The World Meteorological Organization, which is a United Nations agency, supports the worldwide collection of reliable weather data for science. In 2017, it started recognizing “centennial stations,” or stations that had collected weather data in one location for more than 100 years.

Reliable weather data collected over a long period of time in the same location is valuable to climate scientists and others, says John Walsh, one of several UAF scientists who will speak at the recognition ceremony.

Relatively few weather stations have that long record because most moved to commercial airports after they opened, Walsh said. “The station (at the farm) is key. The long, consistent record is important when you’re looking at the difference of 1 to 2 degrees over 100 years.”

Walsh, chief scientist at the UAF International Arctic Research Center, has used the station’s records to look back at changes in snow cover in the area. When the ground gains or loses its snow cover, daily temperatures can change by 10 degrees because snow reflects more sunlight and heat than bare ground. Walsh, an expert in climate change and sea ice, studied the historical records for sudden temperature changes that could indicate snow cover or a lack of it.

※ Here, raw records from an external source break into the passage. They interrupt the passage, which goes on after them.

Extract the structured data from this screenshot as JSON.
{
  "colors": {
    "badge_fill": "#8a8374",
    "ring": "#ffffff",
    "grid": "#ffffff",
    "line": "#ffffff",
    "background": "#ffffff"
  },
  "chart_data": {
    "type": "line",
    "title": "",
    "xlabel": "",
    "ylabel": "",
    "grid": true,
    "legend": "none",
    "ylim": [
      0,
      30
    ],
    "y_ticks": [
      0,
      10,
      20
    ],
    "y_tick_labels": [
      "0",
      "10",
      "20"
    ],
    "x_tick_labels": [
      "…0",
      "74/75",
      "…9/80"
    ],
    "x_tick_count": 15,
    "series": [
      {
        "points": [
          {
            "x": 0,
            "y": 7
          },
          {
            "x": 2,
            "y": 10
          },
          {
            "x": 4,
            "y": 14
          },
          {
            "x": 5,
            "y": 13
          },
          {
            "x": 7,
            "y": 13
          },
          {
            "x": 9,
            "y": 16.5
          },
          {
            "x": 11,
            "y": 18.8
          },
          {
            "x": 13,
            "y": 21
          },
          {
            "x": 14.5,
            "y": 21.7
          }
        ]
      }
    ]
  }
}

Rick Thoman, a climate specialist for the university, has used the station’s records to look at changes in the growing season. The growing season at the station has lengthened by 23 days over the last 50 years, from 1969 to 2018, he said. The longer growing season is not as pronounced at the airport, which is only four miles away at a slightly lower elevation. The freeze-free season has only been extended by 10 days there.

Glenn Juday, a UAF forest ecologist and emeritus professor, said experiment stations around the country began collecting weather information because of its importance to farmers. When Fairbanks’ earliest residents arrived, no one really knew what would grow in Alaska’s climate or how long the growing season was.

“It was considered essential data,” he said.

UAF photo by JR Ancheta. A digital thermometer at the Fairbanks Experiment Farm automatically records maximum and minimum temperatures at the weather station. All other weather data is recorded manually at the site.
UAF photo by JR Ancheta. A digital thermometer at the Fairbanks Experiment Farm automatically records maximum and minimum temperatures at the weather station. All other weather data is recorded manually at the site.


Juday has used the weather records to study how temperature, precipitation and other weather events affect the growth and health of trees.

“Essentially half of the variability of the growth of the tree is connected to weather parameters,” he said.

The Fairbanks Experiment Farm took over weather observation duties in 1911 from the Episcopal Church, which had collected weather information beginning in 1904. The experiment farm remained the only weather station in Fairbanks until the U.S. Weather Bureau opened an office in downtown Fairbanks in 1929. The farm’s weather station is now one of nine active cooperative observing stations in the Fairbanks area that provide community weather information. It is located in a fenced area in front of the farm’s old visitor center. Alan Tonne, the farm’s manager, records weather observations at 8 a.m. every day, including maximum and minimum temperatures, evaporation, wind volume, precipitation, snowfall and snow depth.

A total of seven stations have been recognized in the U.S. as centennial stations. Others recognized this year are the Buffalo Bill Dam in Wyoming; Purdum, Nebraska; and Saint Johnsbury, Vermont.